According to Defra’s National climate change adaptation programme report, while the impacts of a changing climate will increase the risk of damage to UK businesses, it will also offer vast financial opportunities.

Defra points to figures revealing that the impacts of climate change led to £170m of losses in 2011, while the total financial uninsured costs of the 2007 floods were estimated to be £4bn.

In addition, the heat wave of 2003 was estimated to have cost the economy £500m and according to Defra’s Climate Change Risk Assessment, published last year, the combined annual average of domestic and commercial flood insurance claims could increase to £1bn by the 2080s.

However, the report notes that if businesses can manage these risks with minimal disruption and revenue loss, they will be better able to maintain a competitive position.
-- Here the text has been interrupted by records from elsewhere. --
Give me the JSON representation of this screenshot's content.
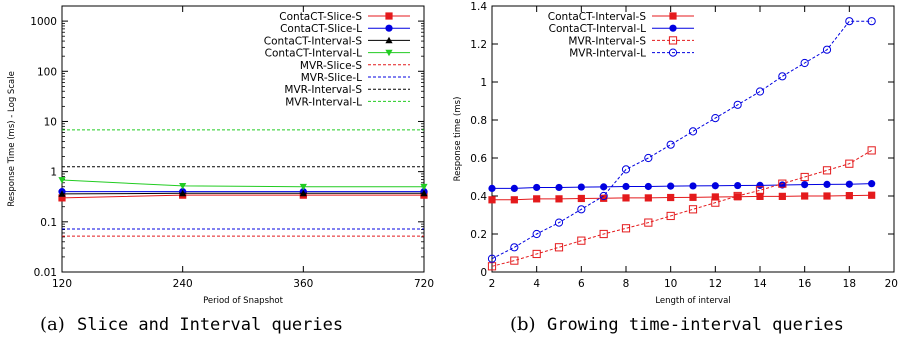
{
  "chart_data": [
    {
      "type": "line",
      "xlabel": "Period of Snapshot",
      "ylabel": "Response Time (ms) - Log Scale",
      "yscale": "log",
      "ylim": [
        0.01,
        2000
      ],
      "x": [
        120,
        240,
        360,
        720
      ],
      "x_tick_labels": [
        "120",
        "240",
        "360",
        "720"
      ],
      "y_tick_labels": [
        "0.01",
        "0.1",
        "1",
        "10",
        "100",
        "1000"
      ],
      "y_ticks": [
        0.01,
        0.1,
        1,
        10,
        100,
        1000
      ],
      "grid": false,
      "legend_position": "top-right",
      "caption_prefix": "(a)",
      "caption_text": "Slice and Interval queries",
      "series": [
        {
          "name": "ContaCT-Slice-S",
          "color": "#e41a1c",
          "marker": "square-filled",
          "dash": "solid",
          "values": [
            0.3,
            0.34,
            0.34,
            0.34
          ]
        },
        {
          "name": "ContaCT-Slice-L",
          "color": "#0000e0",
          "marker": "circle-filled",
          "dash": "solid",
          "values": [
            0.4,
            0.4,
            0.4,
            0.4
          ]
        },
        {
          "name": "ContaCT-Interval-S",
          "color": "#000000",
          "marker": "triangle-up",
          "dash": "solid",
          "values": [
            0.36,
            0.37,
            0.37,
            0.37
          ]
        },
        {
          "name": "ContaCT-Interval-L",
          "color": "#22cc22",
          "marker": "triangle-down",
          "dash": "solid",
          "values": [
            0.68,
            0.52,
            0.5,
            0.5
          ]
        },
        {
          "name": "MVR-Slice-S",
          "color": "#e41a1c",
          "marker": "none",
          "dash": "dashed",
          "values": [
            0.052,
            0.052,
            0.052,
            0.052
          ]
        },
        {
          "name": "MVR-Slice-L",
          "color": "#0000e0",
          "marker": "none",
          "dash": "dashed",
          "values": [
            0.072,
            0.072,
            0.072,
            0.072
          ]
        },
        {
          "name": "MVR-Interval-S",
          "color": "#000000",
          "marker": "none",
          "dash": "dashed",
          "values": [
            1.25,
            1.25,
            1.25,
            1.25
          ]
        },
        {
          "name": "MVR-Interval-L",
          "color": "#22cc22",
          "marker": "none",
          "dash": "dashed",
          "values": [
            6.8,
            6.8,
            6.8,
            6.8
          ]
        }
      ]
    },
    {
      "type": "line",
      "xlabel": "Length of interval",
      "ylabel": "Response time (ms)",
      "xlim": [
        2,
        20
      ],
      "ylim": [
        0,
        1.4
      ],
      "x": [
        2,
        3,
        4,
        5,
        6,
        7,
        8,
        9,
        10,
        11,
        12,
        13,
        14,
        15,
        16,
        17,
        18,
        19
      ],
      "x_ticks": [
        2,
        4,
        6,
        8,
        10,
        12,
        14,
        16,
        18,
        20
      ],
      "x_tick_labels": [
        "2",
        "4",
        "6",
        "8",
        "10",
        "12",
        "14",
        "16",
        "18",
        "20"
      ],
      "y_ticks": [
        0,
        0.2,
        0.4,
        0.6,
        0.8,
        1,
        1.2,
        1.4
      ],
      "y_tick_labels": [
        "0",
        "0.2",
        "0.4",
        "0.6",
        "0.8",
        "1",
        "1.2",
        "1.4"
      ],
      "grid": false,
      "legend_position": "top-left",
      "caption_prefix": "(b)",
      "caption_text": "Growing time-interval queries",
      "series": [
        {
          "name": "ContaCT-Interval-S",
          "color": "#e41a1c",
          "marker": "square-filled",
          "dash": "solid",
          "values": [
            0.38,
            0.38,
            0.385,
            0.385,
            0.387,
            0.388,
            0.39,
            0.39,
            0.392,
            0.393,
            0.395,
            0.396,
            0.398,
            0.398,
            0.4,
            0.4,
            0.402,
            0.404
          ]
        },
        {
          "name": "ContaCT-Interval-L",
          "color": "#0000e0",
          "marker": "circle-filled",
          "dash": "solid",
          "values": [
            0.44,
            0.44,
            0.445,
            0.445,
            0.447,
            0.448,
            0.45,
            0.45,
            0.452,
            0.453,
            0.454,
            0.455,
            0.456,
            0.458,
            0.46,
            0.461,
            0.462,
            0.465
          ]
        },
        {
          "name": "MVR-Interval-S",
          "color": "#e41a1c",
          "marker": "square-open",
          "dash": "dashed",
          "values": [
            0.03,
            0.06,
            0.095,
            0.13,
            0.165,
            0.2,
            0.23,
            0.26,
            0.295,
            0.33,
            0.365,
            0.4,
            0.43,
            0.465,
            0.5,
            0.535,
            0.57,
            0.64
          ]
        },
        {
          "name": "MVR-Interval-L",
          "color": "#0000e0",
          "marker": "circle-open",
          "dash": "dashed",
          "values": [
            0.07,
            0.13,
            0.2,
            0.26,
            0.33,
            0.4,
            0.54,
            0.6,
            0.67,
            0.74,
            0.81,
            0.88,
            0.95,
            1.03,
            1.1,
            1.17,
            1.32,
            1.32
          ]
        }
      ]
    }
  ]
}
It states that the UK is already leading the way in the global market for adaptation goods and services – a sector which is valued internationally at £66bn.

According to the Confederation of British Industry (CBI), meeting the challenges of climate change is not just about addressing risk.

It is also about cultivating opportunity and it makes sense for individual businesses to start to incorporate changes in the climate into their own planning. The CBI claims that for example, increasing the flood resilience of buildings, infrastructure and homes will reduce the immediate costs of insuring vulnerable assets at a premium.

The CBI also notes that establishing leadership in the development of new adaptation technologies and expertise will carve out new export opportunities for UK businesses in a growing international market.